Sabemos, nossas escolas estão sucateadas.
Os nossos heróis do ensino (os professores) não estão mais resistindo às humilhações, aos improvisos, aos despreparos, a falta de assistência, a incapacidade de sustentarem suas casas, as investidas da sociedade (que os condena como despreparados, como o recente incidente da professora que obrigou ao aluno a pintar a parede que danificara).
Muitos, inclusive, abandonaram as salas de aula, ou por causa do salário, onde o líquido resultante, descontados encargos, passagens e demais despesas decorrentes, o que sobrar, por vezes, nem cobre o salário de uma doméstica ou babá contratada para ocupar o seu lugar no lar; ou por causa da mesma sociedade que não educa os seus filhos em casa e vão criar casos de falsa humilhação quando seus filhos são chamados a responsabilidade; e, enquanto isso os filhos dos políticos freqüentam escolas particulares caríssimas, com sofisticadas estruturas, salas com ar condicionado e todas as mordomias – e pobres freqüentam classes com janelas sem vidros.

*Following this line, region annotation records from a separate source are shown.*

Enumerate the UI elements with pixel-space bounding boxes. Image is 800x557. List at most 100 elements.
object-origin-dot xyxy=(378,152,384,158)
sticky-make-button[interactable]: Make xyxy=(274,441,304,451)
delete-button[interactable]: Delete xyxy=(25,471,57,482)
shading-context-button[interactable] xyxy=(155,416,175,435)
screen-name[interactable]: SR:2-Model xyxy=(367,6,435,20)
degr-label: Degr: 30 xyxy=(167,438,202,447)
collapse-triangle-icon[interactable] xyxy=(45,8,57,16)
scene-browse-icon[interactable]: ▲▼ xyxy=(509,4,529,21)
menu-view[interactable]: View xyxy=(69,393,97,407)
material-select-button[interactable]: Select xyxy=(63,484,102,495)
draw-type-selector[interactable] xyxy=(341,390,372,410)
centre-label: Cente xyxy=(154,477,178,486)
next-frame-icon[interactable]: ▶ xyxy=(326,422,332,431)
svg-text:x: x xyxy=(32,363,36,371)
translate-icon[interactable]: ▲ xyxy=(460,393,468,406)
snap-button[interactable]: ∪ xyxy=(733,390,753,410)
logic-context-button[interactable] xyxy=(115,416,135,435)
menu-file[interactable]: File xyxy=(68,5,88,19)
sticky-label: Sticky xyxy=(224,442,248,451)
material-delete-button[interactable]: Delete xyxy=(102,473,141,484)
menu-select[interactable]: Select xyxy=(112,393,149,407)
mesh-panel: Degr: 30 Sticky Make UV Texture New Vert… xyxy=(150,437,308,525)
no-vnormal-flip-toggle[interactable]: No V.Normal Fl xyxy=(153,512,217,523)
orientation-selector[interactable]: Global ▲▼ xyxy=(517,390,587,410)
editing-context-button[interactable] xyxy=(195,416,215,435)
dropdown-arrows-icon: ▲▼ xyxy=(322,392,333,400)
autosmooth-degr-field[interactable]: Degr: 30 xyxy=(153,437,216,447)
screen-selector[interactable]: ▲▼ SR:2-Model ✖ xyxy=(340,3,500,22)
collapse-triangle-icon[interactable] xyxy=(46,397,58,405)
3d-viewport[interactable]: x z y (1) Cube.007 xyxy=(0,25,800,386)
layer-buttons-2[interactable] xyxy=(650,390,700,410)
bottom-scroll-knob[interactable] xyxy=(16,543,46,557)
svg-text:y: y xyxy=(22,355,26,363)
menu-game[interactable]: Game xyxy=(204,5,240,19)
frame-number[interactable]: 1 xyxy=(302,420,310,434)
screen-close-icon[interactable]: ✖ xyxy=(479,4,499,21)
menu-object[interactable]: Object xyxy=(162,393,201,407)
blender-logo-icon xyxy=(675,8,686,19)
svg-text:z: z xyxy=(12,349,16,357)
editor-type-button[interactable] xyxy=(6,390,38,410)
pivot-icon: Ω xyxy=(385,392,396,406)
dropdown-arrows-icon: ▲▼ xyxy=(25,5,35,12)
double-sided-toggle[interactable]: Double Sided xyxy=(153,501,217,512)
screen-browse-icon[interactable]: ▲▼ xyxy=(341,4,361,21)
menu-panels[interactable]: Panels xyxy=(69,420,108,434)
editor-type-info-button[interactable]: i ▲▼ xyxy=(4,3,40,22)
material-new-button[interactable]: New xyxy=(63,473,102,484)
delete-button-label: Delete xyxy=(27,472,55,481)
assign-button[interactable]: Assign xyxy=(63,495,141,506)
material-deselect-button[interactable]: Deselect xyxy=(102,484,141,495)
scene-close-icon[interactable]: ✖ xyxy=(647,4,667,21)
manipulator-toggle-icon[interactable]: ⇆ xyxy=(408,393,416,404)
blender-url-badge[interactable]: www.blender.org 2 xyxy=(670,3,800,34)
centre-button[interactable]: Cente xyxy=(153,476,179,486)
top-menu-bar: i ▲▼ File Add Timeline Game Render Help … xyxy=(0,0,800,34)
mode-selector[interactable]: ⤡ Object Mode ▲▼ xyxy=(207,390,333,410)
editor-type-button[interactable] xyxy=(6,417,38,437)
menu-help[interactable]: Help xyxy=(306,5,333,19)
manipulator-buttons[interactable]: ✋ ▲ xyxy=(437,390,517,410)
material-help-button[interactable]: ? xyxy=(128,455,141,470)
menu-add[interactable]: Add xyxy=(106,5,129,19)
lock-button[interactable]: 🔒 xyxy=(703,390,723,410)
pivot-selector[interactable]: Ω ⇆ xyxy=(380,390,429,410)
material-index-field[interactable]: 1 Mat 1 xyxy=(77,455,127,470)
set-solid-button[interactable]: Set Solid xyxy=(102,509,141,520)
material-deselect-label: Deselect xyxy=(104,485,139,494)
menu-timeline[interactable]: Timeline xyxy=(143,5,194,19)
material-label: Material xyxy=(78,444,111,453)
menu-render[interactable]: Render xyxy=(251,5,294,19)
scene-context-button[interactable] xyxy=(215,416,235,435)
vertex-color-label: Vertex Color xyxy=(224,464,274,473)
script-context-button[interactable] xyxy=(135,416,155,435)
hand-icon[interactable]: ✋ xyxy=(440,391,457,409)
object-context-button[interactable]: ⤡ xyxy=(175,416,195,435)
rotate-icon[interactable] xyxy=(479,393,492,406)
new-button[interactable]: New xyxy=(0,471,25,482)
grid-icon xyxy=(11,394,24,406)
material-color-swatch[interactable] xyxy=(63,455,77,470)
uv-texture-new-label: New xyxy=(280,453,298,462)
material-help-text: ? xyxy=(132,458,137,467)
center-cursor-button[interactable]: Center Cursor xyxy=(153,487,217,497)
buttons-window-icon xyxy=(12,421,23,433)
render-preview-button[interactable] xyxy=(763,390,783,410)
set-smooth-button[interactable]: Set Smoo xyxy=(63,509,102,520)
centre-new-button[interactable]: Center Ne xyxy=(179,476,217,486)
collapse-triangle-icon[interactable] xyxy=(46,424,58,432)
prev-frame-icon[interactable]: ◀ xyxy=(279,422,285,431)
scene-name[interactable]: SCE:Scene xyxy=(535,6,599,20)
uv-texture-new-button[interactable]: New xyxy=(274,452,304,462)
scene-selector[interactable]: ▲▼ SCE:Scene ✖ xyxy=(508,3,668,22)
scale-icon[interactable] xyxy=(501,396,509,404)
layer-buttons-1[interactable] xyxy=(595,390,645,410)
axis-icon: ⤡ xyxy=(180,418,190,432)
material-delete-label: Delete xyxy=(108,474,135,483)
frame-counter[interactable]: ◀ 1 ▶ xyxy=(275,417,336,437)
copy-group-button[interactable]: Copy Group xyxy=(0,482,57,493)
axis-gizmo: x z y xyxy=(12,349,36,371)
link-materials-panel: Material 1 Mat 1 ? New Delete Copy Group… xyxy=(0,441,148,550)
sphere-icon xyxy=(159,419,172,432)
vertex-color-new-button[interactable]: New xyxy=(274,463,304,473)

De que precisam os homens públicos? Seus filhos estão sendo instruídos no melhor ensino.
O que fazem é criar incentivos aos que ministram o ensino de suas famílias e o sistema público que se lixe; ninguém dos seus dependem dele; e porquê melhorar o ensino público e elevar consideravelmente o número daqueles que no futuro haverão de disputar o mercado de trabalho com os seus?
Então, o espírito da lei do Senador Cristovam, é de impor justiça a todos: os filhos dos peixes grandes terão que ladear a filhos de lambaris em escolas públicas; e se os políticos acharem que o ensino não convém aos seus, invista no sistema e desenvolva-o como um todo, e não divida a nação numa “apartheid intelectual” por razões políticas, ou burrices pessoais.
Por que o pobre tem que ter um “ensino faz de contas”, enquanto o rico e o filho do “esperto” têm um ensino moderníssimo?
E o mercado de trabalho como incorpora, ao fim de tudo aquela força produtiva? Existem Exceções? Não, não existem; e só os melhores sobrevivem.
E, se lá no fim não existem exceções, logo, elas não poderão existir aqui.
É exatamente isso que o Senador Cristovam busca: “SANAR ESSA INJUSTIÇA NO ENSINO” e, ao mesmo tempo, proferir um sonoro basta a este nefasto, corrosivo, desleal e inconveniente “APARTHEID INTELECTUAL BRASILEIRO”.
Por isso não se acanhe e acesse “rapidamente” o site no endereço abaixo, ajudando a fazer uma justiça igual para “todos os filhos dos brasileiros”.
EM TEMPO:
Não sou político e nem filhado a partido algum, mas sou um homem capaz da reconhecer quando um político tem conteúdo. Por isso o meu louvor ao Senador Cristovam Buarque. A nação está tão carente que a anestesia nos impede levantar a cabeça para aplaudir o que é raro: o brilhantismo. O povo prefere seguir ao populismo mau caráter, com oratórias explosivas, promessa incumpríveis e esmolas, a ter paciência de esperar que o dia clareie.